L’estensione del suffragio elettorale alle donne, ai neri e a tutti gli immigrati assimilabili al popolo degli Stati Uniti è possibile per Emerson in quanto ogni individuo è capace di abbracciare e fare propri i principi universali sui quali si regge la democrazia americana. Essa non presuppone però in alcun modo  l’affermazione del diritto di voto quale diritto inalienabile. Non si troverà quindi in Emerson nessuna indignazione per il ritardo col quale venne restituita agli uomini del Sud la facoltà di scegliere la propria rappresentanza. Essi l’avevano sprecata approvando la secessione, a differenza delle persone di origine straniera che, nel raggiungere volontariamente gli Stati Uniti, ne avevano condiviso l’ordine politico, strutturalmente universale. Allo stesso modo ai neri non poteva certo essere negato il diritto di concorrere alla rappresentanza, visto che essi sono a pieno diritto parte del popolo americano e lo stesso può dirsi delle donne che, per lui, spesso posseggono «superiori capacità amministrative», come affermò nel 1855 alla Convenzione per i diritti della donna (Emerson 2010: vol. II 28).

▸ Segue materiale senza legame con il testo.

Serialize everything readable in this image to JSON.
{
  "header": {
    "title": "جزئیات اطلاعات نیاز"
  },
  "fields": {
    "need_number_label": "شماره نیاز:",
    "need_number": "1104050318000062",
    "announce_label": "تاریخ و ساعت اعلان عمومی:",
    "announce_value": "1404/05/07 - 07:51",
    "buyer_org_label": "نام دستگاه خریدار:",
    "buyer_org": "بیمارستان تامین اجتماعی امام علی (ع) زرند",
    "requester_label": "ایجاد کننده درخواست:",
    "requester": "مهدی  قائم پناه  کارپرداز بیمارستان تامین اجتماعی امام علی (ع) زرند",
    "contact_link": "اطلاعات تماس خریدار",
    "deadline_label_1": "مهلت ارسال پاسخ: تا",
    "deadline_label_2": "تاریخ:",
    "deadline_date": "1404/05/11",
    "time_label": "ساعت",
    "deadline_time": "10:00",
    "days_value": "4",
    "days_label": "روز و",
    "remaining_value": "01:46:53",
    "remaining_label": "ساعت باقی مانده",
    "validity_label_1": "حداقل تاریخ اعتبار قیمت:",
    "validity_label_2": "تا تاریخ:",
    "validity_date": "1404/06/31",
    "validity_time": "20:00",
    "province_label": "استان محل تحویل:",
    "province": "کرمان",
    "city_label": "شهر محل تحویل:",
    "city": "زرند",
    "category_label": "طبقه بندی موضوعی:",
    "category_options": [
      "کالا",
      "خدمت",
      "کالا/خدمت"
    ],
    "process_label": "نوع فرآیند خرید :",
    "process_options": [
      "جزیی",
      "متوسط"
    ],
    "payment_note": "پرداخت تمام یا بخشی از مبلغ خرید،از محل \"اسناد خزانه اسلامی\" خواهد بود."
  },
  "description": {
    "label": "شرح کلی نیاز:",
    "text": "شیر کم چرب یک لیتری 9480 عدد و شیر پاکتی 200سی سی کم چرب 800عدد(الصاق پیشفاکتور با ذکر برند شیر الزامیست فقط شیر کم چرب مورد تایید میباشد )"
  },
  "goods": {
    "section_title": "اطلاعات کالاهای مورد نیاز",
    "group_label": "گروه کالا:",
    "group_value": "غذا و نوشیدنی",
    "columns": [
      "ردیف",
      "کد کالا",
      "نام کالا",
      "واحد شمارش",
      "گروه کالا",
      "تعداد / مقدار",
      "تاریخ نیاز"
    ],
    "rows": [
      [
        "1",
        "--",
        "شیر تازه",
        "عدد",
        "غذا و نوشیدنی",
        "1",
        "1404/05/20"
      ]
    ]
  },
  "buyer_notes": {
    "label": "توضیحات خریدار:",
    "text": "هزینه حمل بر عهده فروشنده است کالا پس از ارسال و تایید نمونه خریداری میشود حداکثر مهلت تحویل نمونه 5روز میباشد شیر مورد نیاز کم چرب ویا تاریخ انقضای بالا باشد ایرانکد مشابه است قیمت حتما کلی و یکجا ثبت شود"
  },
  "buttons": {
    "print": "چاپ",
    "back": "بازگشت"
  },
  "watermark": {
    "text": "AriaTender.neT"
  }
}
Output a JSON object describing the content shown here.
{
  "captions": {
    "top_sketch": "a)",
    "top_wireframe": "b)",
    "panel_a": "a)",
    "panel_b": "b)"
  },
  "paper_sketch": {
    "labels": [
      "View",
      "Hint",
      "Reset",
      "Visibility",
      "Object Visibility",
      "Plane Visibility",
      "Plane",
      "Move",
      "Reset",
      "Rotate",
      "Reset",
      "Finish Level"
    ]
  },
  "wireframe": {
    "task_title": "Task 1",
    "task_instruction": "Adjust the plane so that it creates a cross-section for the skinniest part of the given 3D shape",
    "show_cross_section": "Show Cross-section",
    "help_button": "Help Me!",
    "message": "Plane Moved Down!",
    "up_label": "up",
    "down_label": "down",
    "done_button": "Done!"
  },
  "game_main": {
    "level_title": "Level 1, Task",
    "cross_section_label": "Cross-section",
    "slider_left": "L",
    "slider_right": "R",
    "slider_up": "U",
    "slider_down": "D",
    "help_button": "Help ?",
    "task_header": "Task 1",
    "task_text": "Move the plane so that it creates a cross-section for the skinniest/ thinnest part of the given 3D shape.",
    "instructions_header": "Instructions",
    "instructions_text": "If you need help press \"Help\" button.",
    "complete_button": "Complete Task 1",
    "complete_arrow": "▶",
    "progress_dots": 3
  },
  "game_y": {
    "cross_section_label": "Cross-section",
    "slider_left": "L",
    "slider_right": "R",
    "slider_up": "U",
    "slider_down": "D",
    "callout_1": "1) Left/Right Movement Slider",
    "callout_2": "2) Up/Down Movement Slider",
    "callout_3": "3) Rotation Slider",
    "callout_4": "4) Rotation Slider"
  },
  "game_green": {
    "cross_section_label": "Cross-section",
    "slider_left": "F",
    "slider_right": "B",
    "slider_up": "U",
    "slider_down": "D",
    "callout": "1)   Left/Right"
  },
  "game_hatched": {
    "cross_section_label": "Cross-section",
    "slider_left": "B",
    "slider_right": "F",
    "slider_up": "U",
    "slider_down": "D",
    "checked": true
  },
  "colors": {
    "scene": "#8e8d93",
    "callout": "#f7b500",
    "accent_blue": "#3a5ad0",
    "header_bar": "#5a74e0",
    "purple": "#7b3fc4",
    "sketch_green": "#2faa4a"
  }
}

Tutti gli uomini, indipendentemente dal sesso e dalla razza hanno «il diritto di avere fiducia» e di «essere amati». La fiducia si può perdere per un certo periodo, come nel caso degli uomini che hanno votato la secessione, ma una società repressiva è decisamente lontana dalla visione di Emerson, il quale pone a «fondamento dello stato» il «potere dell’amore».  Egli ci dice che esso «non è mai stato sperimentato»:

 

Non c’è dubbio che le strade potranno essere costruite, le lettere consegnate e il frutto del lavoro retribuito anche quando si porrà fine al governo basato sulla forza. Sono forse i nostri attuali metodi così eccellenti che non ci può essere con essi concorrenza? Non potrebbe una nazione di amici raggiungere risultati migliori? L’alternativa sarebbe cadere nel più bieco conservatorismo e nelle paura, con una prematura resa alla baionetta e al sistema della forza. Perché, secondo l’ordine della natura, che è decisamente superiore alla nostra volontà, le cose stanno così: ci sarà sempre un governo della forza quando gli uomini saranno egoisti, ma quando essi saranno abbastanza puri da mettere da parte il codice della forza, essi diventeranno sufficientemente saggi dal notare come si possano trovare soluzioni ai problemi degli uffici postali, dei trasporti, dei commerci, dei trasferimenti di proprietà, dei musei, delle biblioteche e delle istituzioni delle arti e delle scienze.(Emerson 1910: 105-106).

 

La società deve quindi fondarsi sulla philìa politikè o, meglio, sui principi della filosofia classica, che Emerson considera la base della repubblica americana e della sua democrazia. Essi quindi costituiscono il fondamento comune da riconoscere per essere parte del popolo degli Stati Uniti. Per farli propri basta, se fosse cosa di facile accessibilità, essere uomini secondo gli elevati canoni dettati da Emerson. Ciò a prescindere dalla razza di provenienza. L’aspetto innovativo, quasi rivoluzionario, sta nell’utilizzare gli strumenti del pensiero di Platone e Aristotele per scardinare ogni forma di conservatorismo politico e di autoritarismo. L’affermazione di principi etici oggettivi e permanenti è tuttavia tutt’altro che negata, anche se non trova conferma nelle sedimentazioni storiche di una tradizione, quanto nella ragione e nella saggezza dell’Uomo: è questa saggezza che, dice Emerson, scardina le strutture di oppressione e di sfruttamento insieme alla paura e all’ignoranza che le ha generate.